Раскаяние вонзилось в мозг Рэймиджа словно кинжал. Голова заныла, тело покрылось потом. Он был так глуп, так ослеплен своей оскорбленной гордыней и обидой за несправедливое обвинение, что оказался не способен успокоиться и все обдумать.

Теперь лейтенант понял, что Джанна всего лишь хотела услышать из его собственных уст рассказ о том, что он увидел, когда вернулся. В подтверждение ей достаточно было услышать всего лишь нескольких слов от иностранца, которого она, если верить Пробусу, полюбила. Он же, напротив, как надутый попугай бубнил про исполнение долга.

— Вы выглядите так, словно находитесь далеко отсюда, — сказал Пробус, — присядьте-ка.

Капитан встал и пододвинул к столу стул. Когда Рэймидж сел, Пробус взял с полки на переборке бутылку и стаканы.

— Этот бренди прекрасно подходит таким идиотам как вы, — сказал он, протягивая Рэймиджу налитый до половины стакан. Отхлебнув глоток, капитан уселся в другое кресло и принялся барабанить пальцами по стеклу, погрузившись, как казалось, в размышления над тем замечанием, которое только что сделал, затем отпил еще бренди и удовлетворенно вздохнул.

Рэймидж воспользовался возможностью задать вопрос:

— Как вы думаете, почему Джексон сделал это для меня, сэр?

— Какого дьявола мне знать?
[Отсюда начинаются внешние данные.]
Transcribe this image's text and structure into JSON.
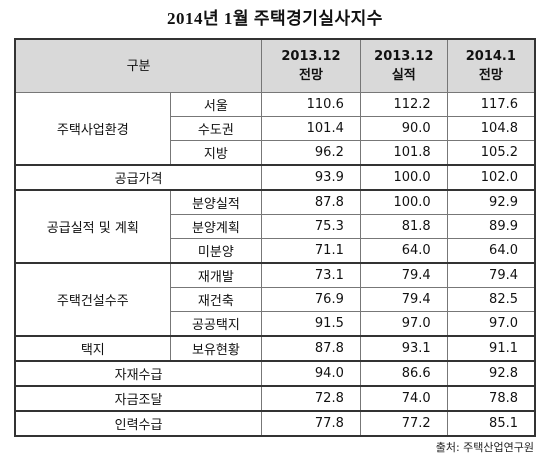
{
  "title": "2014년 1월 주택경기실사지수",
  "table": {
    "header": {
      "label": "구분",
      "columns": [
        {
          "period": "2013.12",
          "kind": "전망"
        },
        {
          "period": "2013.12",
          "kind": "실적"
        },
        {
          "period": "2014.1",
          "kind": "전망"
        }
      ]
    },
    "groups": [
      {
        "label": "주택사업환경",
        "items": [
          {
            "label": "서울",
            "values": [
              "110.6",
              "112.2",
              "117.6"
            ]
          },
          {
            "label": "수도권",
            "values": [
              "101.4",
              "90.0",
              "104.8"
            ]
          },
          {
            "label": "지방",
            "values": [
              "96.2",
              "101.8",
              "105.2"
            ]
          }
        ]
      },
      {
        "label": "공급가격",
        "values": [
          "93.9",
          "100.0",
          "102.0"
        ]
      },
      {
        "label": "공급실적 및 계획",
        "items": [
          {
            "label": "분양실적",
            "values": [
              "87.8",
              "100.0",
              "92.9"
            ]
          },
          {
            "label": "분양계획",
            "values": [
              "75.3",
              "81.8",
              "89.9"
            ]
          },
          {
            "label": "미분양",
            "values": [
              "71.1",
              "64.0",
              "64.0"
            ]
          }
        ]
      },
      {
        "label": "주택건설수주",
        "items": [
          {
            "label": "재개발",
            "values": [
              "73.1",
              "79.4",
              "79.4"
            ]
          },
          {
            "label": "재건축",
            "values": [
              "76.9",
              "79.4",
              "82.5"
            ]
          },
          {
            "label": "공공택지",
            "values": [
              "91.5",
              "97.0",
              "97.0"
            ]
          }
        ]
      },
      {
        "label": "택지",
        "items": [
          {
            "label": "보유현황",
            "values": [
              "87.8",
              "93.1",
              "91.1"
            ]
          }
        ]
      },
      {
        "label": "자재수급",
        "values": [
          "94.0",
          "86.6",
          "92.8"
        ]
      },
      {
        "label": "자금조달",
        "values": [
          "72.8",
          "74.0",
          "78.8"
        ]
      },
      {
        "label": "인력수급",
        "values": [
          "77.8",
          "77.2",
          "85.1"
        ]
      }
    ]
  },
  "source": "출처: 주택산업연구원"
}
Пизано поступает так, потому что это Пизано. А Джексон это моряк. Вам ли не знать, что моряк — странное создание. Он может лгать, обманывать, напиться в стельку, только понюхав пробку от бутылки, и в тоже время ему присуще, пожалуй, самое развитое чувство справедливости на земле. Вы присутствовали при достаточном количестве наказаний, чтобы убедиться в этом. Я всегда могу узнать, что наказываю именно того, кого надо: достаточно посмотреть на лица членов экипажа. Хотя наказывают их товарища, они принимают это, если он виновен. Но если нет — я пойму это по их поведению. Ни ропота, ни возражений, но я пойму. Я клоню к тому, каков образ мыслей Джексона. Наверняка он полагает, что ваш отец оказался козлом отпущения. Небезызвестно ему и существование у семьи Рэймидж врагов. Когда он узнает, что на суде будет фигурировать обвинение в трусости, Джексон тут же догадывается, почему его и остальных матросов с «Сибиллы» отправляют на «Топаз». Быстрее, чем я, к слову сказать, — добавил Пробус.